I am using the Lahman Baseball database for a project about comparing different query technologies. I already did a bunch of queries in SQL and then used the SQL workbench to port the tables to XML files. I then uploaded them to an existdb server and I am trying to run queries on it but they are way too slow. I have an xml file called appearances.xml that looks like this. However it has 98,146 ROW elements.
<appearances>
<ROW>
<yearID>1871</yearID>
<teamID>BS1</teamID>
<lgID>NA</lgID>
<masterID>barnero01</masterID>
</ROW>
<ROW>
<yearID>1871</yearID>
<teamID>BS1</teamID>
<lgID>NA</lgID>
<masterID>barrofr01</masterID>
</ROW>
</appearances>
I also have an xml file called master.xml which looks like this which has 18,354 ROW elements.
<master>
<ROW>
<masterID>aardsda01</masterID>
<nameFirst>David</nameFirst>
<nameLast>Aardsma</nameLast>
</ROW>
<ROW>
<masterID>aaronha01</masterID>
<nameFirst>Hank</nameFirst>
<nameLast>Aaron</nameLast>
</ROW>
</master>
I am trying to run an XQY query to join the two tables and find the first and last name of every entry that has the teamID of 'LAN'.
let $laPlayers := for $appearance in /appearances/ROW
let $player := /master/ROW/masterID=$appearance/masterID
where $appearance/teamID eq "LAN"
return fn:concat($player/nameFirst/text(),' ',
$player/nameLast/text())
return $laPlayers
It runs fine but it is soooooo slow!

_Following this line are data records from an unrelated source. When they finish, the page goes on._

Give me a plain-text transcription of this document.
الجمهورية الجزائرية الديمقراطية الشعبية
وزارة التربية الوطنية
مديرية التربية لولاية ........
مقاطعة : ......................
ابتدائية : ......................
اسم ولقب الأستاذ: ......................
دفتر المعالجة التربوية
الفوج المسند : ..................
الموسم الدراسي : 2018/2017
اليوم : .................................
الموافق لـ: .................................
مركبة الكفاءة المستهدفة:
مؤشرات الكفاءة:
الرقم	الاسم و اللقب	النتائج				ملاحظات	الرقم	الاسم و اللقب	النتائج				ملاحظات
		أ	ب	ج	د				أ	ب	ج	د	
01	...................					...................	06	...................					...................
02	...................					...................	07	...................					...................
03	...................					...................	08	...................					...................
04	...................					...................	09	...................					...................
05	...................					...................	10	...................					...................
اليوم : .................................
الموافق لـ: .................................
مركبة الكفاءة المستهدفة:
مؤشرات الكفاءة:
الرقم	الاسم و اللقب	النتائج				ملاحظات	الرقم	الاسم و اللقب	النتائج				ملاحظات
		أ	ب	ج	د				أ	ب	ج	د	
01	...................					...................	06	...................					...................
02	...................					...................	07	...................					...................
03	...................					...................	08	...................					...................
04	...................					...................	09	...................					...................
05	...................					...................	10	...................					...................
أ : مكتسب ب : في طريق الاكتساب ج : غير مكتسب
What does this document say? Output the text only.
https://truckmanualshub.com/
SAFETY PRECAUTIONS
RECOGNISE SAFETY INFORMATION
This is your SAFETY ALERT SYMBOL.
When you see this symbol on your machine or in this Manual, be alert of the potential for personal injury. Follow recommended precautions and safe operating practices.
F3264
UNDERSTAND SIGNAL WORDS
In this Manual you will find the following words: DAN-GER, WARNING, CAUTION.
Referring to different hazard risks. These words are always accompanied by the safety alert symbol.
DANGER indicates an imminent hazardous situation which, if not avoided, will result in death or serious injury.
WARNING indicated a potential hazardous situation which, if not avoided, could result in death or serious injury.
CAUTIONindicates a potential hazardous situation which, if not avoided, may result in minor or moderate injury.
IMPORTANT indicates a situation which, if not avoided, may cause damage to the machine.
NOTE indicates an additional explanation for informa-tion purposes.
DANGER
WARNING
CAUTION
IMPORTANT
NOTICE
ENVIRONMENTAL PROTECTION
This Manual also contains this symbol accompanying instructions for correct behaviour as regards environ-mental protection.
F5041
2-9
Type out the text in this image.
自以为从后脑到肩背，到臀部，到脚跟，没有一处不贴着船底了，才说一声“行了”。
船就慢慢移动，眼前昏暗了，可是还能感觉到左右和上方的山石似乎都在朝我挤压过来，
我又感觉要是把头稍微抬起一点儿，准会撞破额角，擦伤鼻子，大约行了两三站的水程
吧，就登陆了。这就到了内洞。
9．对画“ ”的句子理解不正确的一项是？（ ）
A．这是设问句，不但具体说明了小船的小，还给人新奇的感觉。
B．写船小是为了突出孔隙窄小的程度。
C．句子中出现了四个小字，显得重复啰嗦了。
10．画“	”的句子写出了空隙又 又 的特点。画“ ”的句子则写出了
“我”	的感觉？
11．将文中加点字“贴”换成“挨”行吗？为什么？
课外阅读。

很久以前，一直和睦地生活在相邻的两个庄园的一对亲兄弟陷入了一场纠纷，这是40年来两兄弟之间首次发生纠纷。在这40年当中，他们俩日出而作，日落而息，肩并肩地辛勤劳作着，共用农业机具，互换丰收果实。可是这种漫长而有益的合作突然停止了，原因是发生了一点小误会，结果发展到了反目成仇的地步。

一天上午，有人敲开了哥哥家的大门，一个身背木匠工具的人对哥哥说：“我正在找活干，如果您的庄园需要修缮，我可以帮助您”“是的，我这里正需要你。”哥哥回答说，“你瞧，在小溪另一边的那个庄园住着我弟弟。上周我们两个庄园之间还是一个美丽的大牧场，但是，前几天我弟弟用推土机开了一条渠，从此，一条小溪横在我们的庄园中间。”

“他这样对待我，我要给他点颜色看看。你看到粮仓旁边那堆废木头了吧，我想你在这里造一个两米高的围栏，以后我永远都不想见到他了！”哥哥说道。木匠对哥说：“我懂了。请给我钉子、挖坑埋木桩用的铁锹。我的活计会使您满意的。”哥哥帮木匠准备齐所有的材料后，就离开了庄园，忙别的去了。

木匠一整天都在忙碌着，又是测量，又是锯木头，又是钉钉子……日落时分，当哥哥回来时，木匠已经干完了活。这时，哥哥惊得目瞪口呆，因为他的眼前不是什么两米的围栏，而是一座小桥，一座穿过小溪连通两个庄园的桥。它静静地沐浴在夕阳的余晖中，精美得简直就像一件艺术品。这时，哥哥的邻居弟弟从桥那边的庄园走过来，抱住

In the appearances table, there are multiple entries for each masterID, because of the yearID (which I don't use here) so I tried calling distinct-values first.
let $laIds = fn:distinct-values(for $appearance in /appearances/ROW
where $appearance/teamID eq "LAN"
return $appearance/masterID/text())
let $laPlayers = for $player in /master/ROW
for $id in $laIds
where $id eq $player/masterID
order by $player/nameLast
return fn:concat($player/nameFirst/text(),' ',
$player/nameLast/text())
return $laPlayers
That made it faster but it is still way slower than it's SQL equivalent. Is there something I can do to make it faster? (here is the SQL equivalent)
SELECT DISTINCT m.nameFirst, m.nameLast FROM appearances a, master m
WHERE a.teamID = "LAN" AND a.masterID = m.masterID ORDER BY m.nameLast, m.nameFirst;